O que se passa agora com essa forma de conceber a política econômica?

O nível de reprovação das maiorias nos países da América Latina começou a expressar-se claramente depois das ditaduras e da crise da dívida dos anos Oitenta do século passado. Podemos citar os protestos na Venezuela em 1989 (conhecidos como Caracazo), movimentos como o dos zapatistas no México (a partir de 1994) e as eleições de Hugo Chavez na Venezuela, de Rafael Correa no Equador, e Evo Morales na Bolívia, entre finais dos anos 1990 e inícios deste século. O fator comum foi a retoma do controlo dos recursos naturais, como o petróleo e o gás. Recentemente assistimos às vitórias eleitorais de Andrés Manuel López Obrador, no México, em 2018; Alberto Fernández, na Argentina, em 2019; e, mais recentemente, em 2022 e 2023, Gabriel Boric, Gustavo Petro e Lula, respetivamente no Chile, na Colômbia e no Brasil.

Há uma nova onda de governos progressistas, mas não vemos uma ruptura com o modelo econômico. O que fazem é erguer uma política assistencialista, que é importante, sem dúvida, mas não vemos qualquer vontade de imprimir uma mudança estrutural.


Notas

iReprimarização: Há três grandes sectores econômicos: o setor primário (exploração direta dos recursos naturais), o setor secundário (indústrias transformadoras) e o setor terciário (serviços). Regra geral, quanto mais as economias progridem e integram tecnologia, mais reforçam os setores secundário e terciário. Nos países particularmente ricos em matérias-primas, contudo, a fatia do setor primário cresce por vezes em detrimento da restante economia. Chama-se a isso “reprimarização”. Fonte: https://www.monde-diplomatique.fr/publications/manuel_d_economie_critique/a57221

iiÉric Toussaint demonstra no livro História Crítica do Banco Mundial, cap. 7, que nas Filipinas se verificou uma evolução parcialmente semelhante, a partir da segunda metade de 1972. Ver em linha “O Banco Mundial e as Filipinas”.
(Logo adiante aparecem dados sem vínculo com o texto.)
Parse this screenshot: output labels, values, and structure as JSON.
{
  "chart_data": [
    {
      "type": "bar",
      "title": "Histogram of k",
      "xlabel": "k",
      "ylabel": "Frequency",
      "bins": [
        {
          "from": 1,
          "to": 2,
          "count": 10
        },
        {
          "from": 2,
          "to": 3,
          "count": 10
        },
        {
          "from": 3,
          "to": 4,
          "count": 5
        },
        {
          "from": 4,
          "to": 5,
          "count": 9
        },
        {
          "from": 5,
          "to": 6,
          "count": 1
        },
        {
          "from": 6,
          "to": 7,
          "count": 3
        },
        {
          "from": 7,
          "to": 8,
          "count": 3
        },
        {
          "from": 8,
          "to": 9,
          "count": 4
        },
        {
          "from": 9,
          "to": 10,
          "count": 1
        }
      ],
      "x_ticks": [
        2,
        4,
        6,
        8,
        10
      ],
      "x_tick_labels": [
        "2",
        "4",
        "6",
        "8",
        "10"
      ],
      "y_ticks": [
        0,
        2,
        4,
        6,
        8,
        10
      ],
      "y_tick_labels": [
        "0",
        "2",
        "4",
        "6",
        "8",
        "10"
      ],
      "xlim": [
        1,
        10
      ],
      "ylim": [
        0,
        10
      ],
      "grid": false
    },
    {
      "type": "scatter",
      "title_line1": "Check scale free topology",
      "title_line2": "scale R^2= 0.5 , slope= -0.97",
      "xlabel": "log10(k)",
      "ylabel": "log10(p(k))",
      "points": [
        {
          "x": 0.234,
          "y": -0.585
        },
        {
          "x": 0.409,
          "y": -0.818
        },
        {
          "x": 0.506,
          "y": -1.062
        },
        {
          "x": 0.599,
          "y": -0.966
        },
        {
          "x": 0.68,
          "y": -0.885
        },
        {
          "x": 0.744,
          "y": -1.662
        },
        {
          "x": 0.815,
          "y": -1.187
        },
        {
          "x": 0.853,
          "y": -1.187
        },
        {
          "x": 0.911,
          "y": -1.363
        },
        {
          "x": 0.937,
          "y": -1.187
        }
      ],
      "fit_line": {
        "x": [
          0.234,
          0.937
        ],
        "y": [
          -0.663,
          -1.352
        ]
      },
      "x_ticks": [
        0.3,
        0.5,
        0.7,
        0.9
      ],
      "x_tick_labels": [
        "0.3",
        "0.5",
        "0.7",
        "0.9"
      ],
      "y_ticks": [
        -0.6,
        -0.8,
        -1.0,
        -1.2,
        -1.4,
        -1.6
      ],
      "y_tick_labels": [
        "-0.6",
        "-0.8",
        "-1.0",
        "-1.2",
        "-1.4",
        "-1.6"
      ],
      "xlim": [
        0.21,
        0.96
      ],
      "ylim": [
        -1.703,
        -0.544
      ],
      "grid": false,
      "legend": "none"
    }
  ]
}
iiiNo Brasil houve uma reviravolta brutal e antipopular, com o apoio de Washington, a partir de fins de março de 1964, quando os militares derrubaram o governo progressista do presidente João Goulart. Ver «Brasil: 55 anos após o derrube do presidente democrático João Goulart, o novo presidente de extrema-direita, Jair Bolsonaro ordenou a celebração do golpe de Estado militar de 1964».